O que vemos é uma "mediunidadezinha" de nada se manifestar e o pessoal se empolgar sem estudar nem disciplinar a prática. O talento limitado, em vez de se ampliar, se reduz, e o suposto médium acaba inventando mensagens da sua própria mente, usando como gancho a propaganda religiosa, e bota na autoria de algum morto, famoso ou não, de sua escolha.

Recentemente, o mesmo Lar de Frei Luiz publicou uma mensagem atribuída à cantora Cássia Eller, morta no final de 2001. Uma mensagem longa demais que mais parece a de uma madre carmelita que se envolveu com rituais satânicos, descrevendo dragões e monstros que disse ter visto no mundo espiritual, e teorizando demais sobre umbral, provações "espíritas" etc.

Houve muita apelação nos últimos dois anos, que envolveu até jogo eletrônico e desenho animado com Chico Xavier, Turma da Mônica ensinando "espiritismo", e até o Fantástico comemorando demais uma inexpressiva filantropia de Divaldo Franco que mal consegue beneficiar 0,08% da população de Salvador, o que, em dimensões mundiais, é sinônimo de nada.

E ai, como nada disso convenceu, os "espíritas" estão em crise, e eles tentam pegar carona com o acaso para se dizerem "vítimas de intolerância religiosa", só porque graves incidentes cometidos por leigos ao "espiritismo" aconteceram.
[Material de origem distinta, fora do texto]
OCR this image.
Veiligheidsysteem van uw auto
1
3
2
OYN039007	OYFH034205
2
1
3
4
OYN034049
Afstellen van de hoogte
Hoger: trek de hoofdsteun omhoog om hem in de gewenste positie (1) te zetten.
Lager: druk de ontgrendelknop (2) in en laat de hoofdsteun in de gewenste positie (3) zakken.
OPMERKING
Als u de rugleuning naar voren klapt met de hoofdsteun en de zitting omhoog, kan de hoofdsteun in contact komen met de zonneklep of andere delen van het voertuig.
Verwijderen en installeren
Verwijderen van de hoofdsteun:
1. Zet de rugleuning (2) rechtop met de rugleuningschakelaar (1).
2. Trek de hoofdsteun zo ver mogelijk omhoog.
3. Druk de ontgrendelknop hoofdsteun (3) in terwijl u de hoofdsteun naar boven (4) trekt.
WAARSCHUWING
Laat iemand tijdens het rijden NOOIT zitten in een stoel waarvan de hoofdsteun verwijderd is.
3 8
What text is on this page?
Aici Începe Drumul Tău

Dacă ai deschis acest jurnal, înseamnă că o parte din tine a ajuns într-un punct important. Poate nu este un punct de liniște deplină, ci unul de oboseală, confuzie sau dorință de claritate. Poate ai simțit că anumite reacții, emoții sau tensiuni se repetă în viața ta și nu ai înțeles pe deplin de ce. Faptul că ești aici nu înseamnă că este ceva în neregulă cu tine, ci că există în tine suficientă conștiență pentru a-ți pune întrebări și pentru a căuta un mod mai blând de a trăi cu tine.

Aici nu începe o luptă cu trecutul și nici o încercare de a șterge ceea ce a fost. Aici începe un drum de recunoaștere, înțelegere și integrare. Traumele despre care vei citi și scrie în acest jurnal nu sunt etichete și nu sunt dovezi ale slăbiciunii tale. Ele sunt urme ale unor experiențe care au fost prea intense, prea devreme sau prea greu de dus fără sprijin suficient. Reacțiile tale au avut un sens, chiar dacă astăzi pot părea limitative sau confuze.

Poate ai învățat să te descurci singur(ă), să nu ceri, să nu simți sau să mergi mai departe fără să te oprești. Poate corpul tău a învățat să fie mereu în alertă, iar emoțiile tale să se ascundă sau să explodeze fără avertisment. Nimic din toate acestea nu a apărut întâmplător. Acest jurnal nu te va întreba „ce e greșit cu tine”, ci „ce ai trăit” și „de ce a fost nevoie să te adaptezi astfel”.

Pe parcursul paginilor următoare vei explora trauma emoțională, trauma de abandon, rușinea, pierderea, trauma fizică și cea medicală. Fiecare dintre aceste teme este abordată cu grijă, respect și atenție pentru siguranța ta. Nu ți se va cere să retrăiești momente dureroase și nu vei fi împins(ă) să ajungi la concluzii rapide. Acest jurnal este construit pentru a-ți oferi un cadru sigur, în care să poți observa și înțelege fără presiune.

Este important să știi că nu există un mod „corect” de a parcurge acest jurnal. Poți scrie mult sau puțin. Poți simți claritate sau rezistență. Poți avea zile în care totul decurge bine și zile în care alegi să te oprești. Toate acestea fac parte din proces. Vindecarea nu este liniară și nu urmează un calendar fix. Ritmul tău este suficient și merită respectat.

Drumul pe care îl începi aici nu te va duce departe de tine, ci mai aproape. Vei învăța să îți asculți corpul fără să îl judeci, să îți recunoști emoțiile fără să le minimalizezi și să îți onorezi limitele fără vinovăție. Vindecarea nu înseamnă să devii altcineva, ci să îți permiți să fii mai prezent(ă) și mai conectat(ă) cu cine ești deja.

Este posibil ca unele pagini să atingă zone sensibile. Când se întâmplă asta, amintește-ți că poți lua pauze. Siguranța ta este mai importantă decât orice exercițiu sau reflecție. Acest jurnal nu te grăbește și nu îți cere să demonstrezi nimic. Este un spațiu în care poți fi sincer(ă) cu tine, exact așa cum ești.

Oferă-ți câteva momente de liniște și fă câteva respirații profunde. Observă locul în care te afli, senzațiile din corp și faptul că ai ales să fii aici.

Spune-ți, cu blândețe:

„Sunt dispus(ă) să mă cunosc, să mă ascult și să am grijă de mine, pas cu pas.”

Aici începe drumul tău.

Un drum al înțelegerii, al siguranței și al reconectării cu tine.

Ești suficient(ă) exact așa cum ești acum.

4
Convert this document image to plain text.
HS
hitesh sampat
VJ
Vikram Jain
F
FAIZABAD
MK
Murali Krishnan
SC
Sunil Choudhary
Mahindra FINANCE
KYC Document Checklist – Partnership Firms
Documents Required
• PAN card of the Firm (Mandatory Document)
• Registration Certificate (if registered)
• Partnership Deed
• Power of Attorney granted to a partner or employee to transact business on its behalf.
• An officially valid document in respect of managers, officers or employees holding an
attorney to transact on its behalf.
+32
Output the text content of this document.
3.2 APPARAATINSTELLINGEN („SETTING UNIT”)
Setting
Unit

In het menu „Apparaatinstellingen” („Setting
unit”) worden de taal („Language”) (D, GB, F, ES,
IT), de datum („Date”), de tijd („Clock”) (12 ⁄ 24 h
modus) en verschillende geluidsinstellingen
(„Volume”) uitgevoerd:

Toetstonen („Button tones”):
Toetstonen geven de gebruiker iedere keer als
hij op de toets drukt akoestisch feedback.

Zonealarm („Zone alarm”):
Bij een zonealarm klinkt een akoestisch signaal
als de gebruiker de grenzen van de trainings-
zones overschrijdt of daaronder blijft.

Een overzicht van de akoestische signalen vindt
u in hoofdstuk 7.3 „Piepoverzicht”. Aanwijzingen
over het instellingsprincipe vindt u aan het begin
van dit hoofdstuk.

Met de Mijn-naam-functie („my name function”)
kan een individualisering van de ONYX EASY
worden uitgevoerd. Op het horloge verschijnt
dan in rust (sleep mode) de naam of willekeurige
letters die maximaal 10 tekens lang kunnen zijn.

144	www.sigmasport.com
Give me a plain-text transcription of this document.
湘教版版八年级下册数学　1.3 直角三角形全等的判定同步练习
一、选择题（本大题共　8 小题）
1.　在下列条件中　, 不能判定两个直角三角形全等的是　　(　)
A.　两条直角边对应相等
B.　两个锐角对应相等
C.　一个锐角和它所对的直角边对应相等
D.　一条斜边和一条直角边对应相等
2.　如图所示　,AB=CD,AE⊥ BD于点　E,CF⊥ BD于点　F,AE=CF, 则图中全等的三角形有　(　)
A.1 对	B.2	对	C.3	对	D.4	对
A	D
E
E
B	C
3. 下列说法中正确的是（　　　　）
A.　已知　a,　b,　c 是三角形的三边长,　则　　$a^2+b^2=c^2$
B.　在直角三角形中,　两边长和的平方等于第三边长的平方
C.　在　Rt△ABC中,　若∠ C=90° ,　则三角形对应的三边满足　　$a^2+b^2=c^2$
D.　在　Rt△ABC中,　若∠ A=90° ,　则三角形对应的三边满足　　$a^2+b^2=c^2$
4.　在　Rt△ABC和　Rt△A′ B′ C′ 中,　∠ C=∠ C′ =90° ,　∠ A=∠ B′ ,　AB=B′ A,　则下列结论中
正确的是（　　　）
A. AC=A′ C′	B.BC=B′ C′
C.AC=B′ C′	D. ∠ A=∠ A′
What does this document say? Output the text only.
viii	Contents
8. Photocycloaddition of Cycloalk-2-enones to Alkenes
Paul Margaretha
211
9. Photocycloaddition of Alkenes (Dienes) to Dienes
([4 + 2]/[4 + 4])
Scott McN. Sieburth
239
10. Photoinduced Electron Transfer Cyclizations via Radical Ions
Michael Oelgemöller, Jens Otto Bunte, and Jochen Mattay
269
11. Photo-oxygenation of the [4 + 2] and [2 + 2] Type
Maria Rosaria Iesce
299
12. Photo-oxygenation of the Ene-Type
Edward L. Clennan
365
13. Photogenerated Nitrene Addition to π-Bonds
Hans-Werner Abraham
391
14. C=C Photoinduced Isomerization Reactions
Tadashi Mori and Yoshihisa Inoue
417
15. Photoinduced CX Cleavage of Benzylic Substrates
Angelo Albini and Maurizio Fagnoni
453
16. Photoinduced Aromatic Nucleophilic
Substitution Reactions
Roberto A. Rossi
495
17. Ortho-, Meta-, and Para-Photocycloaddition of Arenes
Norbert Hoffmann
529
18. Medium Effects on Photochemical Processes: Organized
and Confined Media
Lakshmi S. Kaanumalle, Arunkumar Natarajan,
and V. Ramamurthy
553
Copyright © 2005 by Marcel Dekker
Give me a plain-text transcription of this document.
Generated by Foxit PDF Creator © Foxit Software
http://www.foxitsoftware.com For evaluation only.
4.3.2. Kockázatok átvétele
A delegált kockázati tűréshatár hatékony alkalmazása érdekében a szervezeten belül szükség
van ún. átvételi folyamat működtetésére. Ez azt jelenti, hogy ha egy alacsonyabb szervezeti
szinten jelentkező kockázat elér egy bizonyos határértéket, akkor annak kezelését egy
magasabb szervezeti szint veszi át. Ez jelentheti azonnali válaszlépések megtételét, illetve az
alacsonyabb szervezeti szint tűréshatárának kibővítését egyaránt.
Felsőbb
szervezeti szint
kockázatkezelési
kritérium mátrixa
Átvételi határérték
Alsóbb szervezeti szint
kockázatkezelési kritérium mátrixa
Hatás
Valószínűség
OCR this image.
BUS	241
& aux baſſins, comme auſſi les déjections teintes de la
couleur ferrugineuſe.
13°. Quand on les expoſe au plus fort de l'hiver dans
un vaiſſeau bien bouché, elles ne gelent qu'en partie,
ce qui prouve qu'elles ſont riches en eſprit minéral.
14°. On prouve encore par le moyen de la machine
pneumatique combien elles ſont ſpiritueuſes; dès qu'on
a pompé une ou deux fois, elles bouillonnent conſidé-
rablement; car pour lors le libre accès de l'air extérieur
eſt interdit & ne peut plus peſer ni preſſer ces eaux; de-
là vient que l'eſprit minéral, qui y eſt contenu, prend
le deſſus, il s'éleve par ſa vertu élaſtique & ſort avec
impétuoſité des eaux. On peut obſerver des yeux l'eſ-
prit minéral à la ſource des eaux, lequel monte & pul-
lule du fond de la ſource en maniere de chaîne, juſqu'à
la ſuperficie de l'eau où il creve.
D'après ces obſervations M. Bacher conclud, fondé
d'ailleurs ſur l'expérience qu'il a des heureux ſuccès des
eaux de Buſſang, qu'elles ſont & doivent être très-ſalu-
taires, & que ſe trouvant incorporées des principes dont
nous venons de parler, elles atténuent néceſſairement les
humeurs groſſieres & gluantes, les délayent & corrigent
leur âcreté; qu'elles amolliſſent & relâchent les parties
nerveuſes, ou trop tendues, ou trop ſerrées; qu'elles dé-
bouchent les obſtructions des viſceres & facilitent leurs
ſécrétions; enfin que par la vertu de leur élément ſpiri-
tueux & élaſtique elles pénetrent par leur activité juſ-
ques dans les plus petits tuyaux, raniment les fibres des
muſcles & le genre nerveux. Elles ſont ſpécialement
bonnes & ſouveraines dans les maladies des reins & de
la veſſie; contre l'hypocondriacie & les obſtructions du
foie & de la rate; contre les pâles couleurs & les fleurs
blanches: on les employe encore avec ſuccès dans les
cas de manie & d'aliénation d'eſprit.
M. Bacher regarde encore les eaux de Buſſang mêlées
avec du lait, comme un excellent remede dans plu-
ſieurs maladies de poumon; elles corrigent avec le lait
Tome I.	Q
Eles são atos deploráveis, mas dizer que eles são fruto de "intolerância religiosa" ou "campanha contra o espiritismo" é um exagero.

A crise do "espiritismo" brasileiro continua porque a doutrina é historicamente vinculada aos seus piores vícios, como a sua inclinação pelos valores do Catolicismo medieval português e seu desconhecimento da Ciência Espírita. Seu pior pecado é dizer-se "kardecista" sem conhecer coisa alguma do pensamento de Allan Kardec. E criticar isso não é intolerância, é questionamento.